Pressure Builds for New U.S. Civil Rights Commission

By Hazel Trice Edney

WASHINGTON (NNPA) – The 52-year-old U. S. Commission on Civil Rights, historically a leading force for overturning racist policies and enacting civil rights laws against Jim Crow segregation, has become obsolete and must be replaced, say civil rights leaders who are moving to make it happen.

Largely because of right wing political domination and appointees stacked by the Bush administration, rights leaders say the eight-member

Commission has done little for civil rights progress lately and over the past several years has done more to turn back the clock.

“There should be a new commission. You need a commission to do what it did when it was doing what it was supposed to do, which is look at all these new problems – the old ones and the new ones,” said constitutional law expert Mary Frances Berry, a former member of the commission, who served 11 years as its chair.

“Discrimination complaints on the basis of race have increased exponentially. And most of them are found to be valid. This has just happened over the past few years.”

Berry, who resigned from the Commission in late 2004, continued, “People are still having problems on their jobs, we’ve still got police, community

issues and everything. People are getting shot, every kind of issue you can think of.

“The fact that Obama is president doesn’t mean that the issues just went away. It doesn’t matter who the president is. You need an independent watchdog that will investigate and look at civil and human rights issues and try to build consensus and make recommendations, and work to try to get something done.”

In her new book, “And Justice for All,” an extensively researched history of the Commission and America’s “continuing struggle for freedom,”

Berry says the current commission must be replaced with a U.S. Commission on Civil and Human Rights in order to renew its power against injustice.

“The addition of human rights could make clear a concern with the nexus between race, sex, disability, age, national origin, sexual orientation, religious discrimination, poverty and civil liberties concerns,” Berry writes. “A civil and human rights commission could also monitor U. S. compliance with the international human rights covenants to which we are a party and encourage adoption of those we have not approved.”

The U.S. Commission on Civil Rights is supposed to be an independent, bipartisan body that was established by Congress in 1957 under the administration of President Dwight D. Eisenhower. It is primarily a fact-finding body that looks into allegations of discrimination based on race, color, religion, sex, age, disability or national origin.

Berry recalled how the Commission worked with civil rights greats Dr. Martin Luther King Jr., Roy Wilkins, Whitney Young and others to document facts that led to civil rights laws.

“The impact of the U.S. Commission on Civil Rights is sort of an overall missing piece of how we got over,” she said.

While civil rights battles raged in the streets, lunch counters and jail cells, the Commission, which still has an advisory committee in each state, would visit communities, using subpoena power to compel both Blacks and Whites to give often shocking testimony about their personal experiences of injustices as well as those they witnessed.

“The Commission from that time until the Reagan administration was a force for trying to make change. They would make recommendations. They worked with everybody,” Berry recalled.

Then the Reagan politics began. In 1983, two years after he took office, Reagan fired Berry, Blandina C. Ramirez and Murray Saltzman from the Commission after they publicly disagreed with him on his administration’s civil rights policies.

“They decided to fire commissioners and appoint those who would be mouthpieces,” Berry said.

Rather than accept Reagan’s action, Berry and Ramirez sued and won back their seats after the Federal District Court in Washington, D.C. ruled that the commissioners served as watchdogs.

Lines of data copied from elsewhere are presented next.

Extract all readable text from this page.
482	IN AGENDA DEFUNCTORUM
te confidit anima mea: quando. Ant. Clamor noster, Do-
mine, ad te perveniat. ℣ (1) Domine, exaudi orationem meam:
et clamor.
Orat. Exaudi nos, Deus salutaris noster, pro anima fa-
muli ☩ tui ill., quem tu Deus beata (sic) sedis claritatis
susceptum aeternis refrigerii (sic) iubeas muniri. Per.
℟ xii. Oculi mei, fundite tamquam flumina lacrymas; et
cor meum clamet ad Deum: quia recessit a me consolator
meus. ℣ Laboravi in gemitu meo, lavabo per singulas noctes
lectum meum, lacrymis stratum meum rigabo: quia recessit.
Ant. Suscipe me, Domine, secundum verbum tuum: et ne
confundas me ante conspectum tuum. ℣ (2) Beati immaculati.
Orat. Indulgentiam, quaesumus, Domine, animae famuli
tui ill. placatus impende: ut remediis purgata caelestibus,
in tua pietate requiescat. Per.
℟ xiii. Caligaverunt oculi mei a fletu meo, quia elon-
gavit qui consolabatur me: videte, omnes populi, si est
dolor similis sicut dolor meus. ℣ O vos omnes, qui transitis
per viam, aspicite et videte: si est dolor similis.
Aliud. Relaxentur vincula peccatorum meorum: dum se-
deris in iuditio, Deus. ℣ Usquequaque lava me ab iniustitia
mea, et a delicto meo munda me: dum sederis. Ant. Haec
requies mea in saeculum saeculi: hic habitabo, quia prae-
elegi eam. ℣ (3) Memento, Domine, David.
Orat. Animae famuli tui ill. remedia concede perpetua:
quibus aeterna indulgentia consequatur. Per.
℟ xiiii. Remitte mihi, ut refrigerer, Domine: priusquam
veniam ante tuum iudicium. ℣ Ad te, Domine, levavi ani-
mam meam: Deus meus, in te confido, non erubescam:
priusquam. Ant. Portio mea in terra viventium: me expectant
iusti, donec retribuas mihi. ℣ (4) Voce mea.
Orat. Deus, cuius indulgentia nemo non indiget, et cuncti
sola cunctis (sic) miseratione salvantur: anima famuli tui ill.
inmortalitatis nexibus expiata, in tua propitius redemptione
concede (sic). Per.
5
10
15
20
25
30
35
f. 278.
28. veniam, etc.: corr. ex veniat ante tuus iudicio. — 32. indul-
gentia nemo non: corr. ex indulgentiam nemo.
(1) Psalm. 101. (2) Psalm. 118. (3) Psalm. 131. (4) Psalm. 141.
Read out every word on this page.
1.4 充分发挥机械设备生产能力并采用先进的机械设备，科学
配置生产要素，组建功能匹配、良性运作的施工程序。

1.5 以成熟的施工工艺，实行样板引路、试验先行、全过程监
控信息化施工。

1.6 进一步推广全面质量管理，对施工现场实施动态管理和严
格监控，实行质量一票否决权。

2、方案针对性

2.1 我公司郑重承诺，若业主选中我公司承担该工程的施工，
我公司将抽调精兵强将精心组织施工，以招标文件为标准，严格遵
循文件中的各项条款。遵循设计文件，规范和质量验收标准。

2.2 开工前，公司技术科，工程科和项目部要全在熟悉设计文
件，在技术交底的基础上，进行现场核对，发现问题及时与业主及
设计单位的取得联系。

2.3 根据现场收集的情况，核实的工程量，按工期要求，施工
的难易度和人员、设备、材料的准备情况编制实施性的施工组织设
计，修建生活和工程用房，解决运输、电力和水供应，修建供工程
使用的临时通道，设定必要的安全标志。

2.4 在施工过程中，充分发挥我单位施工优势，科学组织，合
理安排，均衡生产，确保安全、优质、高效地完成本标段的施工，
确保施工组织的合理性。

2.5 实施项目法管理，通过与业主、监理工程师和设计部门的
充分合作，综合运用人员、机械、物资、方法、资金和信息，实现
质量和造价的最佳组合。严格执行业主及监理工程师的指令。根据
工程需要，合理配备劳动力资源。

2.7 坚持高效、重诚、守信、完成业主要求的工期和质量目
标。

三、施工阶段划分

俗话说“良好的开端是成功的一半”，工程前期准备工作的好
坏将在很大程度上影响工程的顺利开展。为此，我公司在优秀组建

In her 24 years on the Commission, Berry became known for her fights with presidents, including challenges to Jimmy Carter, Reagan, George H. W. Bush, Bill Clinton and George W. Bush. She resigned from the Commission in late 2004 amidst intense disputes with President Bush and his appointees on the Commission. In the book she states, “President George W. Bush essentially ‘fired’ me.”

Mary Frances Berry is the Geraldine R. Segal professor of American Social Thought and professor of History at the University of Pennsylvania, Philadelphia, Pa., where she teaches history and law.